Musée de l'Ara Pacis

C'est un bel exemple du mariage entre moderne et ancien au coeur même de Rome. L'Ara Pacis (autel de la paix) a été érigé en l'an 9 avant J.-C. pour célébrer les victoires de l'empereur Auguste en Gaule et en Espagne. Décoré de délicats bas-reliefs, c'est un chef-d'oeuvre de la sculpture romaine et un des plus beaux exemples de l'art classique.

À la fin du XXe siècle, l'Ara Pacis était menacé par les eaux du Tibre, la pollution et la circulation. Les autorités romaines ont invité Richard Meier à créer autour de l'Ara Pacis un bâtiment qui le protégerait. C'était le premier projet de construction dans le centre historique de Rome depuis la chute du fascisme.

Le recours à un architecte américain a suscité une controverse sans précédent, d'autant plus qu'il y a quantité d'architectes italiens renommés. Le projet a été décrié avant et pendant la construction aussi bien qu'à l'inauguration, en 2006.

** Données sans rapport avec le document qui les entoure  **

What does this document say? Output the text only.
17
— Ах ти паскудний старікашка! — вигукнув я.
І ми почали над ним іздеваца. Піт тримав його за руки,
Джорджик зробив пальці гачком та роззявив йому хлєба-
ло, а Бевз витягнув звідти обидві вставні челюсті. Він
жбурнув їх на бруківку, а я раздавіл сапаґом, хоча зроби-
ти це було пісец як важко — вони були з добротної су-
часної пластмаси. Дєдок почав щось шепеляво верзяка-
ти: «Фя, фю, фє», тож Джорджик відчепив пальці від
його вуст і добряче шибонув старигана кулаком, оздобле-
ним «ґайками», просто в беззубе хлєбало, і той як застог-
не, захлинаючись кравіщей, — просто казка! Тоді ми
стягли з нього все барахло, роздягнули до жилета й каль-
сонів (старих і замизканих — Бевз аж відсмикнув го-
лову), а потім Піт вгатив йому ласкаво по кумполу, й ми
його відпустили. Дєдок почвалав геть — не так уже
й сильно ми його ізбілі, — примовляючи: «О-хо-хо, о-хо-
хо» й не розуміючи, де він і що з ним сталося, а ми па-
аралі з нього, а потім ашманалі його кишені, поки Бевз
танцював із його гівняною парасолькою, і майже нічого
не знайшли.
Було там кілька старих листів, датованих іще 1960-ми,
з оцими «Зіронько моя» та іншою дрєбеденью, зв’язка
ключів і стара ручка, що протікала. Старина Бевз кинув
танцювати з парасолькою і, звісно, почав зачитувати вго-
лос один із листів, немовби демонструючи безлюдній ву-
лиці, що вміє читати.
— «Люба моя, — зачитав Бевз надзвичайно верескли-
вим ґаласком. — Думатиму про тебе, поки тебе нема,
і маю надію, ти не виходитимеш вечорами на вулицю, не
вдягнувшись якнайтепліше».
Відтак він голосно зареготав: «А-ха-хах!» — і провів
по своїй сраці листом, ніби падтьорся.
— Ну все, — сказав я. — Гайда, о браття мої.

L'oeuvre de Richard Meier éclaire toutefois le centre historique de Rome. En acier et en verre, avec des lignes droites et épurées, c'est un bâtiment lumineux, tout en transparence. Il répond à tous les critères modernes de conservation et est même doté d'un système de protection contre les tremblements de terre.

L'entrée au musée est gratuite et ce n'est qu'une fois dans le hall principal qu'on saisit toute la grandeur qui s'en dégage. Vu de l'intérieur, le quartier historique romain prend aussi une autre dimension.

www.arapacis.it

Galerie nationale d'art moderne et contemporain (GNAM)

Depuis son inauguration en 1883, la Galerie nationale d'art moderne et contemporain s'intéresse à l'art vivant. Le centre du musée est consacré à une exposition intitulée Excuse me, but is this art?. On peut y voir des oeuvres qui en leur temps ont suscité la controverse. Ces artistes critiqués, parfois même ridiculisés, sont aujourd'hui acclamés. Parmi les oeuvres, il y a des toiles lacérées du chef de file du mouvement spatial Lucio Fontana, l'urinoir de Marcel Duchamp, des anachromes de Piero Manzoni, les immenses toiles de plastique d'Alberto Burri, etc.

Le GNAM fait partie des grands musées d'art de Rome et accueille des expositions temporaires d'art contemporain. Récemment, Gino Marotta a exposé ses animaux en plexi et Shay Frisch a été invitée à monter ses installations de lumières DEL.

Le GNAM regroupe la plus grande collection d'art moderne en Italie. Il compte plus de 4400 peintures et sculptures, 13 000 dessins et estampes d'artistes des XIXe et XXe siècles. Plus de 1100 oeuvres sont exposées dans les 55 salles où les artistes italiens côtoient les artistes étrangers. De Chirico, Modigliani et Giacometti à Cézanne, Braque, Kandinsky, Mondrian et Pollock, le parcours constitue un bel aperçu de l'art moderne et suscite une réflexion sur l'art contemporain.